Yeşil çay aynı zamanda beyin fonksiyonunu da iyileştirir. Kaygıyı azaltmaya, yorgunluğu azaltmaya ve gevşemeye yardımcı olabilecek kafein ve L-theanine bakımından yüksektir. Diğer şeylerin yanı sıra, yeşil çay hafızayı geliştirir.
Özetle, kapsamlı bir dengeli beslenme, insan beyninin aktivitesini ve hafızasını geliştirmenin nispeten ucuz ve etkili bir yoludur.
Taze organik yiyecekler yemek ve günlük sıvı alımınızı sürdürmek en iyisidir.
Diyetimizin beynin kararlı işleyişi üzerinde doğrudan etkisi vardır. Onu aktif tutmak için diyete ek olarak, bilişsel becerilerinizi düzenli olarak egzersiz yapmanız ve egzersiz yapmanız gerekir.
Eczaneden ilaçlar
Modern dünyada doğal vitaminleri stoklamak çok zordur. Besin maddelerinin çoğu, gıdanın işlenmesinde (sterilizasyon, muhafaza, yüksek ve düşük sıcaklıklara maruz kalma) kaybolur. Bu durumdan çıkış yolu, eksik olan unsurları ilaç endüstrisinin sentezlediği analoglarla telafi etmektir.
Yetişkinlerde ve çocuklarda hafıza ve beyin işlevi için vitaminler herhangi bir eczaneden satın alınabilir. Bir tabletin beyin için gerekli olan bütün bir vitamin kompleksi içerdiği araçlar çok popülerdir. Genellikle eser elementlerle birleştirilir. Bir gruptan, örneğin B grubundan vitaminleri içeren kısmen kapsamlı bir yaklaşım da kullanılır.
Aktif içerikli (folik asit, C vitamini) müstahzarlar da üretilir. Faydaları arasında düşük maliyet, daha az aşırı doz şansı ve alerjik reaksiyonlar bulunur.
Hafızayı ve odaklanmayı geliştirmek için nootropik besin takviyeleri ile güçlendirilmiş vitaminler içeren ilaçlar vardır.
Beyin uyarıcı amino asitler ve omega-3 asitler ayrı ayrı fark edilir.
Beyin aktivitesini iyileştiren ilaçlar, düşünce sürecinin kendisi üzerinde olumlu bir etkiye sahiptir, konsantrasyonu keskinleştirir ve hafızayı geliştirir.
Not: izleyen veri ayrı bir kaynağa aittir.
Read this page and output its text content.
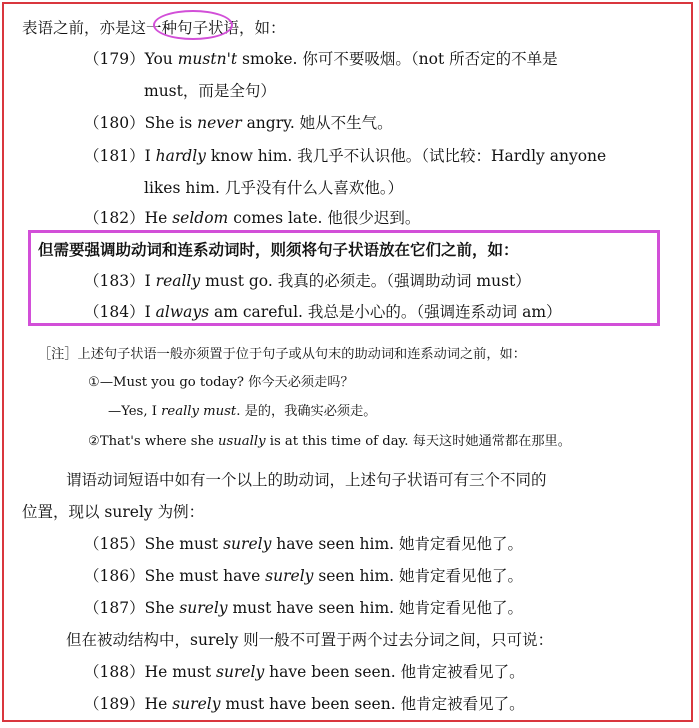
表语之前，亦是这一种句子状语，如：
（179）You mustn't smoke. 你可不要吸烟。（not 所否定的不单是
must，而是全句）
（180）She is never angry. 她从不生气。
（181）I hardly know him. 我几乎不认识他。（试比较：Hardly anyone
likes him. 几乎没有什么人喜欢他。）
（182）He seldom comes late. 他很少迟到。
但需要强调助动词和连系动词时，则须将句子状语放在它们之前，如：
（183）I really must go. 我真的必须走。（强调助动词 must）
（184）I always am careful. 我总是小心的。（强调连系动词 am）
［注］上述句子状语一般亦须置于位于句子或从句末的助动词和连系动词之前，如：
①—Must you go today? 你今天必须走吗？
—Yes, I really must. 是的，我确实必须走。
②That's where she usually is at this time of day. 每天这时她通常都在那里。
谓语动词短语中如有一个以上的助动词，上述句子状语可有三个不同的
位置，现以 surely 为例：
（185）She must surely have seen him. 她肯定看见他了。
（186）She must have surely seen him. 她肯定看见他了。
（187）She surely must have seen him. 她肯定看见他了。
但在被动结构中，surely 则一般不可置于两个过去分词之间，只可说：
（188）He must surely have been seen. 他肯定被看见了。
（189）He surely must have been seen. 他肯定被看见了。
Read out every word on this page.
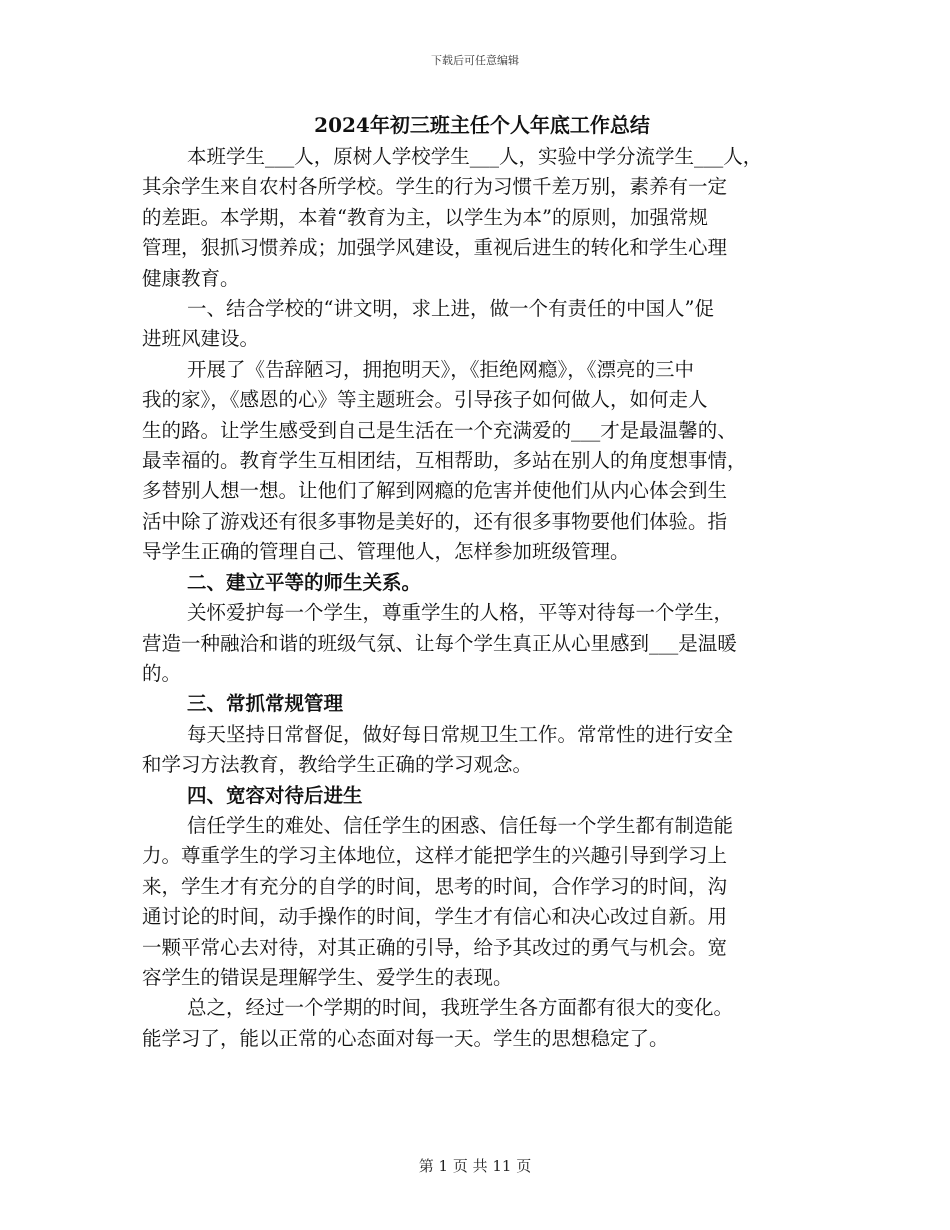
下载后可任意编辑
2024年初三班主任个人年底工作总结
本班学生___人，原树人学校学生___人，实验中学分流学生___人，
其余学生来自农村各所学校。学生的行为习惯千差万别，素养有一定
的差距。本学期，本着“教育为主，以学生为本”的原则，加强常规
管理，狠抓习惯养成；加强学风建设，重视后进生的转化和学生心理
健康教育。
一、结合学校的“讲文明，求上进，做一个有责任的中国人”促
进班风建设。
开展了《告辞陋习，拥抱明天》，《拒绝网瘾》，《漂亮的三中
我的家》，《感恩的心》等主题班会。引导孩子如何做人，如何走人
生的路。让学生感受到自己是生活在一个充满爱的___才是最温馨的、
最幸福的。教育学生互相团结，互相帮助，多站在别人的角度想事情，
多替别人想一想。让他们了解到网瘾的危害并使他们从内心体会到生
活中除了游戏还有很多事物是美好的，还有很多事物要他们体验。指
导学生正确的管理自己、管理他人，怎样参加班级管理。
二、建立平等的师生关系。
关怀爱护每一个学生，尊重学生的人格，平等对待每一个学生，
营造一种融洽和谐的班级气氛、让每个学生真正从心里感到___是温暖
的。
三、常抓常规管理
每天坚持日常督促，做好每日常规卫生工作。常常性的进行安全
和学习方法教育，教给学生正确的学习观念。
四、宽容对待后进生
信任学生的难处、信任学生的困惑、信任每一个学生都有制造能
力。尊重学生的学习主体地位，这样才能把学生的兴趣引导到学习上
来，学生才有充分的自学的时间，思考的时间，合作学习的时间，沟
通讨论的时间，动手操作的时间，学生才有信心和决心改过自新。用
一颗平常心去对待，对其正确的引导，给予其改过的勇气与机会。宽
容学生的错误是理解学生、爱学生的表现。
总之，经过一个学期的时间，我班学生各方面都有很大的变化。
能学习了，能以正常的心态面对每一天。学生的思想稳定了。
第 1 页 共 11 页
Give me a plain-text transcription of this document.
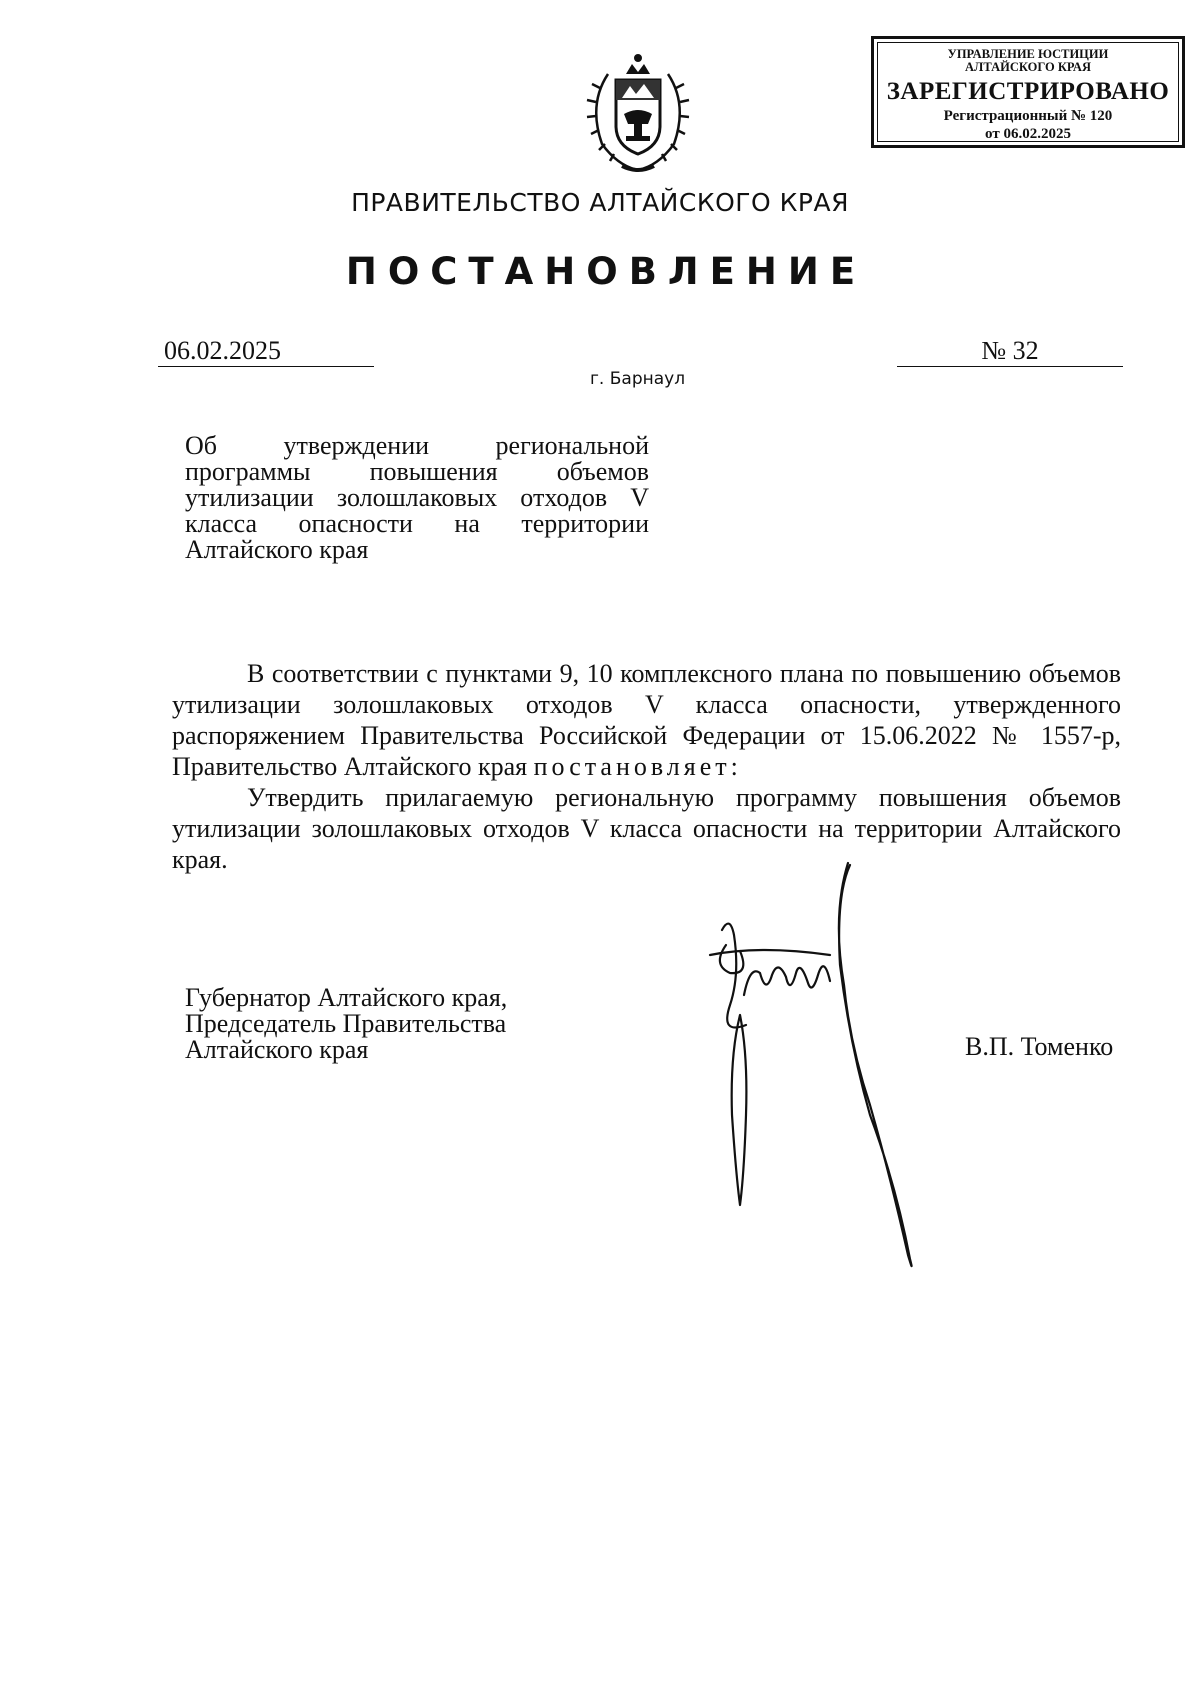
УПРАВЛЕНИЕ ЮСТИЦИИ
АЛТАЙСКОГО КРАЯ
ЗАРЕГИСТРИРОВАНО
Регистрационный № 120
от 06.02.2025
ПРАВИТЕЛЬСТВО АЛТАЙСКОГО КРАЯ
ПОСТАНОВЛЕНИЕ
06.02.2025	№ 32
г. Барнаул
Об утверждении региональной программы повышения объемов утилизации золошлаковых отходов V класса опасности на территории Алтайского края

В соответствии с пунктами 9, 10 комплексного плана по повышению объемов утилизации золошлаковых отходов V класса опасности, утвержденного распоряжением Правительства Российской Федерации от 15.06.2022 № 1557-р, Правительство Алтайского края постановляет:

Утвердить прилагаемую региональную программу повышения объемов утилизации золошлаковых отходов V класса опасности на территории Алтайского края.

Губернатор Алтайского края,
Председатель Правительства
Алтайского края	В.П. Томенко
Bu tür vitaminler bir kişiyi sakin ve dengeli kılar. Yaşlı insanlar, beyin dokusunu sıkılaştırırken ve kan damarı esnekliğini geri kazanmaya yardımcı olurken takviye ve vitamin almalıdır.
Vitamin almanın hızlı etki göstermesini beklemeyin. Düzenli ilaç kullanımıyla değişiklikler görünür hale gelir.
Yaşa bağlı bilişsel gerileme, yeterince uzun yaşamış herkesi bekliyor. Bununla birlikte, zamanında önleyici tedbirler, gelecekte normal beyin aktivitesini sürdürmeyi mümkün kılacaktır.
Dengeli bir diyete sahip olmanız ve zihinsel aktivite için antioksidan ve vitamin içeren daha doğal besinler tüketmeye çalışmanız gerekiyor. Büyük psikolojik stres ve yaşlılık döneminde taze meyve ve sebzelerin mevsimsel eksikliği sırasında, vitamin eksikliğinin sentezlenmiş ilaçlarla doldurulması arzu edilir.